As we mark CXDay (Customer Experience Day) at Hallmark Business Connections, we celebrate the employees who concentrate on putting the customer at the center of our operations every day, an approach that figures prominently in the article below by Micah Solomon, customer service consultant and author. I am delighted to bring Micah’s voice to our blog this CXDay.
Question: who should be responsible for the customer experience at your company (or at your department, or in your division)?
Before you answer, a warning: How you answer this question can make or break you as an organization.
Here is my answer. It’s kind of a hard line, but it’s the only answer that makes sense.

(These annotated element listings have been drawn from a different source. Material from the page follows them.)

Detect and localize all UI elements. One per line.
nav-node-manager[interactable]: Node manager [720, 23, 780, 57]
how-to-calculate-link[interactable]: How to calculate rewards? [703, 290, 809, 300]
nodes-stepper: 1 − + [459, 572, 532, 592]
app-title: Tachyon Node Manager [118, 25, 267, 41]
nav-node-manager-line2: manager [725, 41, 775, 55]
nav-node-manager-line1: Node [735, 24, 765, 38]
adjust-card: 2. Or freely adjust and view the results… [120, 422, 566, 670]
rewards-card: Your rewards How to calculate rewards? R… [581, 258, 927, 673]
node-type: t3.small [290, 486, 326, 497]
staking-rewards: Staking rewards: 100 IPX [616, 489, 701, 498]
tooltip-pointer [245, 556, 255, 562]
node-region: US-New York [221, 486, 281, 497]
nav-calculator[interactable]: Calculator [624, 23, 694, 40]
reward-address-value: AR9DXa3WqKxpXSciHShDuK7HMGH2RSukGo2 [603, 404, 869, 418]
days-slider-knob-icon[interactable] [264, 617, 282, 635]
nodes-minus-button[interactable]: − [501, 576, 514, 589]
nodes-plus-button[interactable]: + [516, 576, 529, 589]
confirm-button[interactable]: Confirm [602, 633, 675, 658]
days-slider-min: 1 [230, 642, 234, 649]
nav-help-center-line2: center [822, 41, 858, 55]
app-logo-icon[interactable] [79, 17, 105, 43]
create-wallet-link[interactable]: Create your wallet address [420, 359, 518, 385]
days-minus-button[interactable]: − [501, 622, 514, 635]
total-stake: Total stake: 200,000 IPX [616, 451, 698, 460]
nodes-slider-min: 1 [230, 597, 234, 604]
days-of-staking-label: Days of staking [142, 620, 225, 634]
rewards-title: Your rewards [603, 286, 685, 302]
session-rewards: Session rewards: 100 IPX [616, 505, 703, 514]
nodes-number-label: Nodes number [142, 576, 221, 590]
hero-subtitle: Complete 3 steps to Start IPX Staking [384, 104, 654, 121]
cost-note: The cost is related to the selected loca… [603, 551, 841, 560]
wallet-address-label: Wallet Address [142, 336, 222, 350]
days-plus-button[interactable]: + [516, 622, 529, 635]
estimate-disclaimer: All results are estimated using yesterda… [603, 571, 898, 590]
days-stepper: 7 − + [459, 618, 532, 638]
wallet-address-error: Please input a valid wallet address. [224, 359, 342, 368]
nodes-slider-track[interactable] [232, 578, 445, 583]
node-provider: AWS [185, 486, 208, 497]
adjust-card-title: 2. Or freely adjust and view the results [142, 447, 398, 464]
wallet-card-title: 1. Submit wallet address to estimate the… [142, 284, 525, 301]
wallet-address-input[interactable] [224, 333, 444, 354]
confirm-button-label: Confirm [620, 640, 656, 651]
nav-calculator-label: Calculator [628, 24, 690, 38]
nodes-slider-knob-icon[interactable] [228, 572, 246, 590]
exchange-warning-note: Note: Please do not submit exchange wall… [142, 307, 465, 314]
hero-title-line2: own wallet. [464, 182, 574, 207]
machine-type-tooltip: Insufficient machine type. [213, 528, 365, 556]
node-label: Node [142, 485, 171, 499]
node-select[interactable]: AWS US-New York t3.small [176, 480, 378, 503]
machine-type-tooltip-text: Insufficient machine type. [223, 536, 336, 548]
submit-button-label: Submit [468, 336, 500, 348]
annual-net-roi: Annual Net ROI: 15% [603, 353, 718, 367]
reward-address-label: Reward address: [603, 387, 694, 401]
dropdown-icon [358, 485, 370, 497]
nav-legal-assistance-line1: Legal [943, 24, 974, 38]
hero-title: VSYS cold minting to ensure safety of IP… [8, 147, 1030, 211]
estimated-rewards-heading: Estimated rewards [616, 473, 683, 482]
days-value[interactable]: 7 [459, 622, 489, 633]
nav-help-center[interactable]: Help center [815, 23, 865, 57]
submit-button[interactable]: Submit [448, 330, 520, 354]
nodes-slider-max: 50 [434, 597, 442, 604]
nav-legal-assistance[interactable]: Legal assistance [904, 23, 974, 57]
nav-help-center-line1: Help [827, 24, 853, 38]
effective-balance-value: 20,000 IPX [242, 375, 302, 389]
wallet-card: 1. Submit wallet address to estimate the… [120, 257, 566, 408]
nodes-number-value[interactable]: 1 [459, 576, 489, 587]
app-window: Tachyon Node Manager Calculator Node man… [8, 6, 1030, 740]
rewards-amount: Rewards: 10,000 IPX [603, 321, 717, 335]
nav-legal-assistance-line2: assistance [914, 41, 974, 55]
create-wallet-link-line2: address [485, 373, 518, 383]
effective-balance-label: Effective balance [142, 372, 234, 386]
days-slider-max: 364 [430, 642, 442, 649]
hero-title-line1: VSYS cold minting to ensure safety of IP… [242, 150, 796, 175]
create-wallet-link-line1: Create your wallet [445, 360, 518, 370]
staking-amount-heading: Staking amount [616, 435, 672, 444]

Make everyone responsible for the customer experience. Responsible for handling complaints. For suggesting improvements in your processes. For maintaining the customer-friendly processes you already have. If you don’t, you will find the actual responsibility for the customer experience at your company devolves quickly “no one” or possibly to a few overachieving people whom you’re setting up for inevitable burnout.

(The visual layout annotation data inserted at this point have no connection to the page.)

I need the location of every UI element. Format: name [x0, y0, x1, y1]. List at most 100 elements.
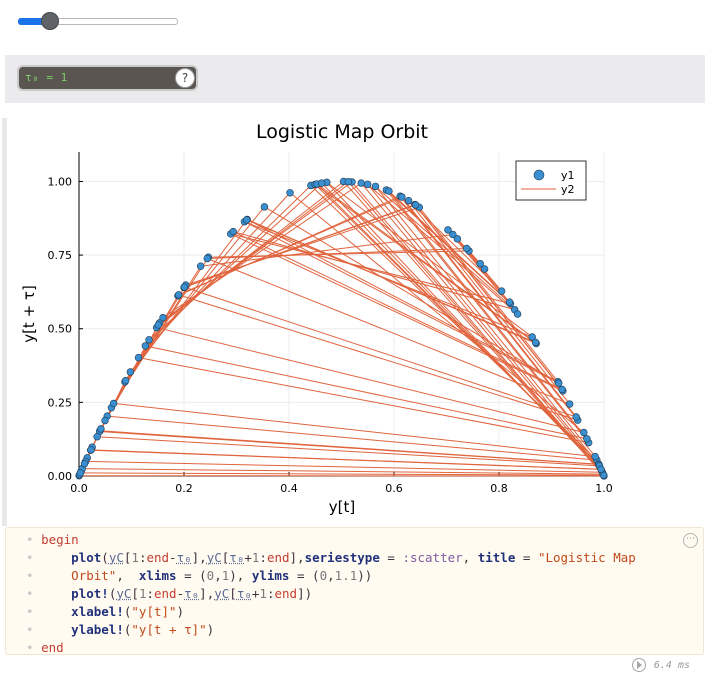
code-token: yC — [206, 550, 222, 565]
cell-menu-icon[interactable]: ⋯ — [683, 533, 698, 548]
series-y1-point — [453, 235, 462, 243]
series-y1-point — [121, 376, 130, 385]
series-y1-point — [357, 179, 365, 187]
code-token: end — [266, 550, 290, 565]
line-bullet: • — [26, 586, 42, 601]
code-token: end — [274, 586, 298, 601]
play-circle-icon[interactable] — [631, 658, 646, 672]
code-token: , — [116, 568, 139, 583]
code-token: ( — [101, 550, 109, 565]
code-line: • Orbit", xlims = (0,1), ylims = (0,1.1)… — [26, 568, 372, 583]
code-token: )) — [357, 568, 373, 583]
code-token: 0 — [319, 568, 328, 583]
series-y1-point — [154, 321, 162, 329]
code-token: - — [176, 586, 185, 601]
code-token: ], — [191, 550, 207, 565]
code-token: = — [515, 550, 538, 565]
code-token: "y[t]" — [131, 604, 177, 619]
series-y1-point — [97, 425, 105, 433]
code-token: "Logistic Map — [537, 550, 636, 565]
code-token: [ — [131, 586, 139, 601]
code-line: • begin — [26, 532, 79, 547]
series-y1-point — [398, 193, 406, 201]
code-token: yC — [214, 586, 230, 601]
series-y2-segment — [124, 219, 248, 383]
series-y1-point — [101, 416, 109, 425]
x-tick-label: 0.0 — [70, 482, 88, 495]
runtime-text: 6.4 ms — [653, 660, 690, 671]
series-y2-segment — [415, 204, 563, 390]
series-y1-point — [597, 465, 605, 474]
series-y2-segment — [321, 182, 602, 470]
code-token: xlims — [138, 568, 177, 583]
code-token: ), — [229, 568, 252, 583]
code-line: • plot(yC[1:end-τ₀],yC[τ₀+1:end],seriest… — [26, 550, 636, 565]
legend-y1-marker — [533, 169, 545, 181]
code-token: end — [146, 550, 170, 565]
tau-slider[interactable] — [18, 12, 178, 30]
series-y1-point — [134, 353, 143, 362]
code-line: • plot!(yC[1:end-τ₀],yC[τ₀+1:end]) — [26, 586, 312, 601]
series-y1-point — [229, 227, 237, 236]
code-token: plot! — [71, 586, 109, 601]
series-y1-point — [371, 182, 380, 191]
code-token: : — [146, 586, 154, 601]
code-token: title — [477, 550, 516, 565]
series-y1-point — [531, 338, 540, 347]
series-y2-segment — [162, 182, 362, 319]
code-token: : — [259, 550, 267, 565]
y-axis-label: y[t + τ] — [20, 285, 38, 343]
series-y2-segment — [316, 183, 600, 467]
slider-thumb[interactable] — [41, 12, 59, 30]
code-token: ]) — [297, 586, 313, 601]
series-y1-point — [505, 298, 514, 306]
code-line: • xlabel!("y[t]") — [26, 604, 184, 619]
code-token: τ₀ — [176, 550, 192, 565]
question-mark-circle-icon[interactable]: ? — [175, 68, 195, 88]
plot-output-cell: Logistic Map Orbit 0.0 0.2 0.4 0.6 0.8 1.0 0.00… — [2, 118, 708, 526]
code-token: ) — [206, 622, 215, 637]
y-tick-label: 0.50 — [48, 323, 73, 336]
series-y1-point — [180, 283, 188, 291]
series-y2-segment — [351, 181, 604, 475]
code-token: 1 — [259, 586, 267, 601]
code-token: ) — [176, 604, 185, 619]
series-y2-segment — [375, 186, 516, 311]
code-token: ], — [199, 586, 215, 601]
series-y1-point — [462, 244, 471, 253]
series-y2-segment — [97, 436, 600, 467]
cell-runtime: 6.4 ms — [631, 658, 690, 672]
series-y2-segment — [360, 182, 602, 470]
y-tick-label: 0.75 — [48, 249, 73, 262]
series-y1-point — [572, 413, 580, 421]
line-bullet: • — [26, 532, 42, 547]
tau-value-text: τ₀ = 1 — [25, 71, 68, 84]
series-y1-point — [580, 428, 588, 437]
series-y2-segment — [184, 204, 416, 288]
code-line: • end — [26, 640, 64, 655]
code-token: τ₀ — [184, 586, 200, 601]
series-y1-point — [286, 189, 294, 197]
series-y1-point — [497, 287, 506, 295]
series-y1-point — [87, 446, 95, 454]
code-token: = — [379, 550, 403, 565]
code-cell[interactable]: ⋯ • begin • plot(yC[1:end-τ₀],yC[τ₀+1:end… — [5, 527, 704, 655]
series-y1-point — [411, 201, 420, 209]
code-token: , — [327, 568, 335, 583]
code-token: :scatter — [402, 550, 463, 565]
series-y1-point — [203, 254, 211, 263]
code-token: = ( — [176, 568, 207, 583]
code-token: ], — [289, 550, 305, 565]
code-token: 1.1 — [334, 568, 358, 583]
series-y1-point — [93, 433, 101, 441]
series-y1-point — [145, 336, 153, 344]
series-y2-segment — [233, 231, 515, 311]
code-token: ylabel! — [71, 622, 124, 637]
y-tick-label: 0.00 — [48, 470, 73, 483]
series-y1-point — [513, 310, 522, 318]
x-tick-label: 1.0 — [595, 482, 613, 495]
code-token: [ — [229, 586, 237, 601]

The picture of customer service we need to get out of our heads — and out of our businesses — is the old, compartmentalized version: an isolated clerk on an upper floor of a venerable department store, or the employees who answer the phone, respond to social media, live chat and email from customers.
Instead, teach Joan in Sales and Jeff in Shipping how they themselves can initiate a service recovery. Jeff may not be the right person ultimately to fix the problem, but if he encounters an unsatisfied customer, he needs to know how to do more than say ‘‘I can’t help you, I’m just in sales.’’ Even Dale, who writes the code for changes to the ERP system, should be empowered to ward off problems before they occur. Many of the downstream problems that customers encounter are the results of employees who were technically getting the job done, but weren’t doing it with an eye toward the desired customer experience.

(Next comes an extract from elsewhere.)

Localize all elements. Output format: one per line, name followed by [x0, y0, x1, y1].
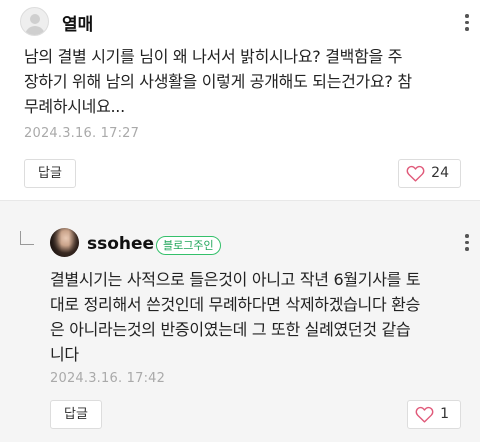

Now, take it a step farther. What if every employee approached their job as an opportunity to delight customers, putting the customer at the center of the employee’s work, rather than treating the customer as an afterthought? This changes the focus changes from the work to the customer, and it’s more motivating to serve a customer than to serve a list of perhaps mundane tasks prescribed by your company.
Employees will feel better about themselves and your company, customers will feel better about their experience and that results in more loyalty and revenue. Everybody wins.